Pada kesempatan terpisah, Prajurit TNI dinyatakan siap untuk berjihad dalam mempertahankan Negara Kesatuan Republik Indonesia (NKRI). Panglima TNI, Jenderal Gatot Nurmantyo mengatakan, sudah menjadi tanggung jawab TNI mempertahankan tiap jengkal keutuhan negara.

Usai mengikuti istighosah bersama ulama dan masyarakat Sumut di Lanud Soewondo Medan, Jenderal Gatot mengatakan, pihaknya menghargai setiap proses demokrasi, termasuk unjuk rasa yang dilakukan elemen masyarakat. Namun TNI memiliki kewajiban untuk berperan jika ada upaya yang berniat untuk merusak dan menghancurkan NKRI.

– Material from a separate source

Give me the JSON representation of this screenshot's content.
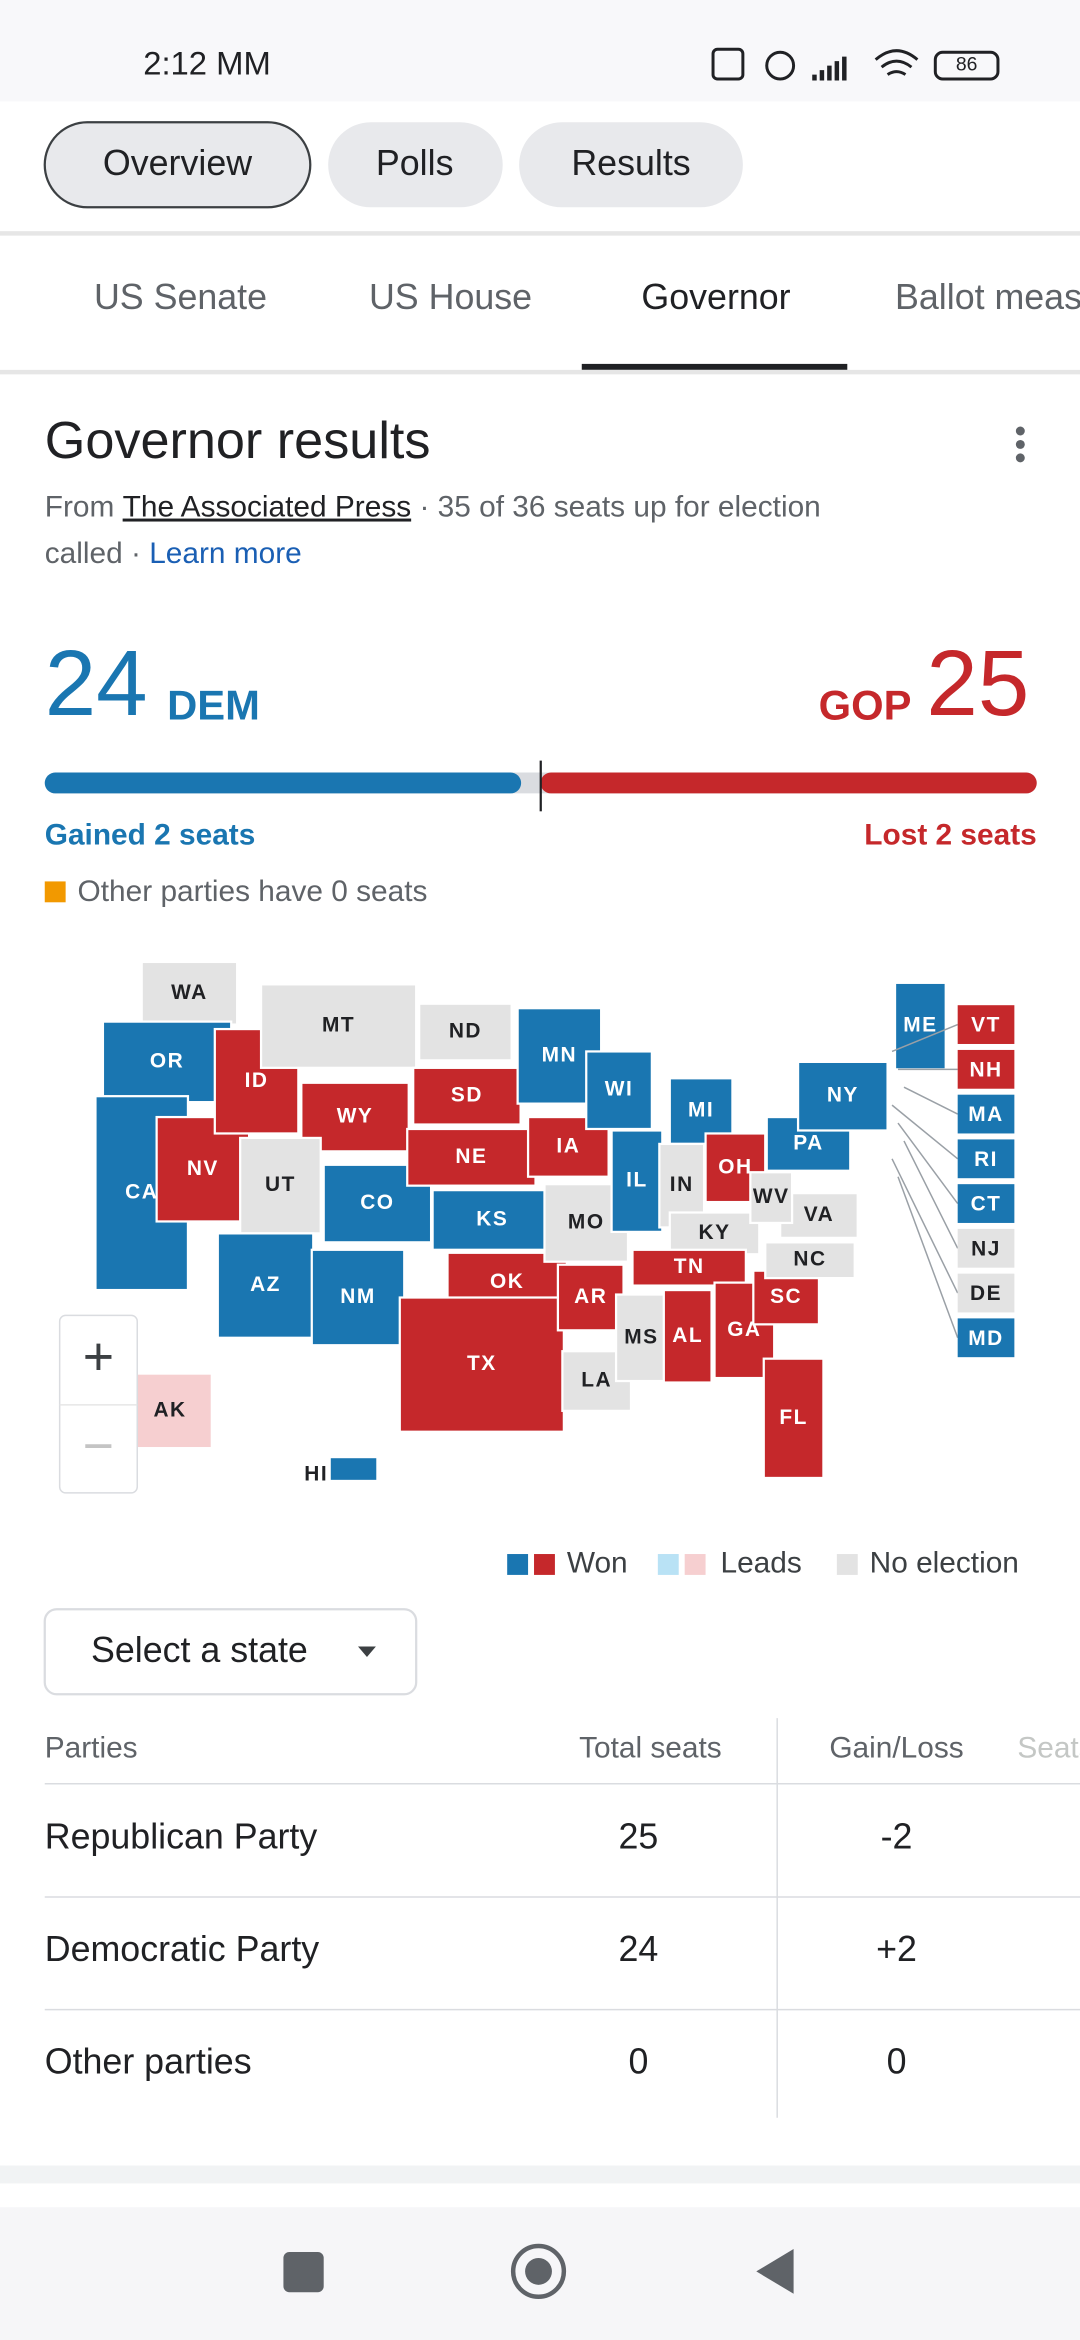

Ketika ditanya sikapnya terkait rencana aksi damai pada 2 Desember, Panglima TNI menyatakan pihaknya lebih banyak berdoa untuk kebesaran dan keutuhan bangsa.

Panglima TNI Jenderal Gatot Nurmantyo meminta agar aksi Bela Islam jilid III pada 2 Desember digelar sesuai dengan ketentuan yang berlaku. Ia pun menegaskan prajurit TNI akan siap mempertahankan Negara Kesatuan Republik Indonesia (NKRI) dari seluruh ancaman yang muncul.

Gatot berharap aksi 2 Desember nanti akan berjalan tertib, damai dan tanpa gangguan. Ia mengingatkan pihak-pihak yang ingin merusak NKRI akan berhadapan dengan prajurit TNI dan personel Polri. (rep/ep)

Berita Terkait

00030902

Total pengunjung : 30902
Hits hari ini : 106
Total Hits : 155752
Pengunjung Online : 1

Alamat Redaksi/ Tata Usaha

Jl. Utan Kayu Raya No. 25 Matraman
Telp/Fax: 021-2298 5718 Jakarta Timur 13120
Rek. Mandiri: 006-00-0270782-0
(an. PT Olan Cali Shanzaki Putra)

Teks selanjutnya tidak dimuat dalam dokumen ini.